We were among about 400 people at the Sheldrick elephant orphanage yesterday, and I carefully scanned the group noting only five non-white visitors.
The day before we visited the Giraffe Centre and I’d roughly estimate that 50% of the visitors there were non-white.
I presume that most of the non-white were Kenyans or Africans. It demonstrates in clear contrast how the local population views elephant conservation versus some other animal conservation, and the reason is the escalating conflict between elephants and people in developing Africa.
The Sheldrick orphanage and the Giraffe Centre are both top Nairobi attractions. It was Sunday, the only day of the week that there is fast-moving traffic on the city’s many highways and thoroughfares, and it was beautiful dry weather.
Tourists came in droves. Kenyans didn’t come.
I believe that under this quiet de facto protest is a growing and serious animus Kenyans feel against conservation driven by outsiders. Kenyans probably are more conservation oriented than many would presume. Several local organizations have saved Nairobi’s forests and its national park. The legendary Wangari Maathai is among the few conservationists to receive a Nobel Prize.
So the animus towards elephant conservation does not imply a general anti-conservation attitude by any means. But elephants have drawn by far and away the most international attention, and it has been exclusively concern expressed for the elephants … rather than for the “ecosystem” or the “national parks” or anything that might include the people, too.
It’s a terrible failing of western animal conservation organizations to have directed their appeals so exclusively outside the areas for which the appeals have been made. True, the possibility of getting donations from mostly emerging and poor countries is very limited, but it would have conveyed a sense of inclusion.
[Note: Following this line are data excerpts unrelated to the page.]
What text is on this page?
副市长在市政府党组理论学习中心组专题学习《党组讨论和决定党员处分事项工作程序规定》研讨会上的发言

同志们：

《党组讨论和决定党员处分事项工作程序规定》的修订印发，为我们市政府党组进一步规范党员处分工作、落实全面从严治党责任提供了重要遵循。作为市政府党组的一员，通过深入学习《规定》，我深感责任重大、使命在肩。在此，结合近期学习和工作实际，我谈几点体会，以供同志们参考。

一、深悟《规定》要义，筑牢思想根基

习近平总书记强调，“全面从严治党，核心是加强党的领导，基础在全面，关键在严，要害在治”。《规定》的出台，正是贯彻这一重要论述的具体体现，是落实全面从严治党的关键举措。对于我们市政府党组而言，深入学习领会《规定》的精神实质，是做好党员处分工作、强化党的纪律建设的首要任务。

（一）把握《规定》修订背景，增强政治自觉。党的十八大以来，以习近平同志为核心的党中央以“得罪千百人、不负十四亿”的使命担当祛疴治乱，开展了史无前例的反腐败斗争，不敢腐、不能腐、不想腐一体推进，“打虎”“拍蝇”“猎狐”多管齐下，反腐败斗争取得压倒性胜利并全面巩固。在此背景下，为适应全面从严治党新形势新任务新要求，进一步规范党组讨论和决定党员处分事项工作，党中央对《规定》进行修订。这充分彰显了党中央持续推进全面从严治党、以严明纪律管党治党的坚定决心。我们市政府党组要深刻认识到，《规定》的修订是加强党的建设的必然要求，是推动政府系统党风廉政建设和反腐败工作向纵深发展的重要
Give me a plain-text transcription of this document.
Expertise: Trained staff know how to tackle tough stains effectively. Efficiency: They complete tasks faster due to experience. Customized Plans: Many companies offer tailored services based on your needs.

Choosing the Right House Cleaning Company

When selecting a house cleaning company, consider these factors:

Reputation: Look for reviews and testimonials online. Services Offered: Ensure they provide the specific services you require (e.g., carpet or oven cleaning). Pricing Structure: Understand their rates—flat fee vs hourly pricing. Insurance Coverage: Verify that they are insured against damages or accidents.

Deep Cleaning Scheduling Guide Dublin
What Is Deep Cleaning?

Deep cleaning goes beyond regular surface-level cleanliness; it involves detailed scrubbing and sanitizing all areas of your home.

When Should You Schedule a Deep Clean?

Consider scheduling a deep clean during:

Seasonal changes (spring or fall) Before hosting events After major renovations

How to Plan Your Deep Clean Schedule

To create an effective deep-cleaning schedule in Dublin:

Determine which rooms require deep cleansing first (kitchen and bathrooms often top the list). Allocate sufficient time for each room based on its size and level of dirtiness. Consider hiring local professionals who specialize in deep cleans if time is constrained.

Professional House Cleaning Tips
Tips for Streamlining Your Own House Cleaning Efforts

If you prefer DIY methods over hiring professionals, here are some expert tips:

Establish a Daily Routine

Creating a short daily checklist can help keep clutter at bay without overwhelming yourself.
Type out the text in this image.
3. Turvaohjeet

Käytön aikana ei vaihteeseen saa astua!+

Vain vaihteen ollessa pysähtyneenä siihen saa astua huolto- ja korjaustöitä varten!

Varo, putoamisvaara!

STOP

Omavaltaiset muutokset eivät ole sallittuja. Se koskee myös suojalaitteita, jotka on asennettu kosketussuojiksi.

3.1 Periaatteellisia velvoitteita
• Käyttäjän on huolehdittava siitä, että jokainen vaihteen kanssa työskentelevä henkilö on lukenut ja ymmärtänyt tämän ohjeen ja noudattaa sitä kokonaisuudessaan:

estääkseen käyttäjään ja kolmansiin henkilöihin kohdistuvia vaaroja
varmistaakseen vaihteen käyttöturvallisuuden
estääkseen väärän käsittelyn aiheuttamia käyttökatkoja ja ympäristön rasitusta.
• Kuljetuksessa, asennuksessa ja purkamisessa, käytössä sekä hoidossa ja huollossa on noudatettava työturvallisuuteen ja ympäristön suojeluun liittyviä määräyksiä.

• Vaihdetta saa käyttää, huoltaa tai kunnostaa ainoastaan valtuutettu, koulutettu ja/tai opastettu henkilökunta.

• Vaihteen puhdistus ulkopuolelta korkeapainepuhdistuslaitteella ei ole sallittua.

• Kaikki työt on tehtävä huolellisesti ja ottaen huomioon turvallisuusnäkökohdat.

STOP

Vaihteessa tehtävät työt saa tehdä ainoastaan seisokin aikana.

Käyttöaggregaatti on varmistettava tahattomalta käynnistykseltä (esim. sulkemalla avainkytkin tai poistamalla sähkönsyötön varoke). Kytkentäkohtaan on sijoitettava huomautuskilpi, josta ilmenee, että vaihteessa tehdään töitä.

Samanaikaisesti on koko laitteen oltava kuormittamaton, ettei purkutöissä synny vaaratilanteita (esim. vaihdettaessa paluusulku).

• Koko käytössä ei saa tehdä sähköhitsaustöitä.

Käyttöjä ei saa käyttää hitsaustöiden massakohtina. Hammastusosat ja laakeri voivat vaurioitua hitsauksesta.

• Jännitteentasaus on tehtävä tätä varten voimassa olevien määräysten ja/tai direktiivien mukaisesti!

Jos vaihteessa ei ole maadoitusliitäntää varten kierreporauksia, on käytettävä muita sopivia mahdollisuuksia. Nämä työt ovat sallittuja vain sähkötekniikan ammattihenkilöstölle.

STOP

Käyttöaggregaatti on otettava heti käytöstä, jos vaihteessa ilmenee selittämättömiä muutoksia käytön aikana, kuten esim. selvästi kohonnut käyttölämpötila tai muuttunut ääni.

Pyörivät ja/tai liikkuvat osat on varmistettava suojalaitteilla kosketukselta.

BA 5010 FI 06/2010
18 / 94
Instead, policies have contributed to exclusion for years.
The most common presumption about the value of big game here in Kenya is that it is a commodity that attracts rich foreigners. Particularly as now when the European and Asian economies are declining, and therefore the bulk of tourists decline, there are fewer positive returns from the endeavor.
What is always behind the scenes moves onto center stage: elephants are big, destructive and enormously expensive to conserve. Only the decadent wealthy foreigner insensitive to the desperate need for all sorts of human conservation has a desire to protect them.
The more fulsome arguments regarding ecosystems and biodiversity have no chance, because no serious groundwork has been laid for these more complicated justifications.
So many of Africa’s problems can be laid squarely on the failure of the developed world to treat Africa as an equal part of the human community, and the current acceleration of elephant poaching is no different.
Until western conservationists recognize the sovereignty of Africa in all things African, including its elephants, there will be no change.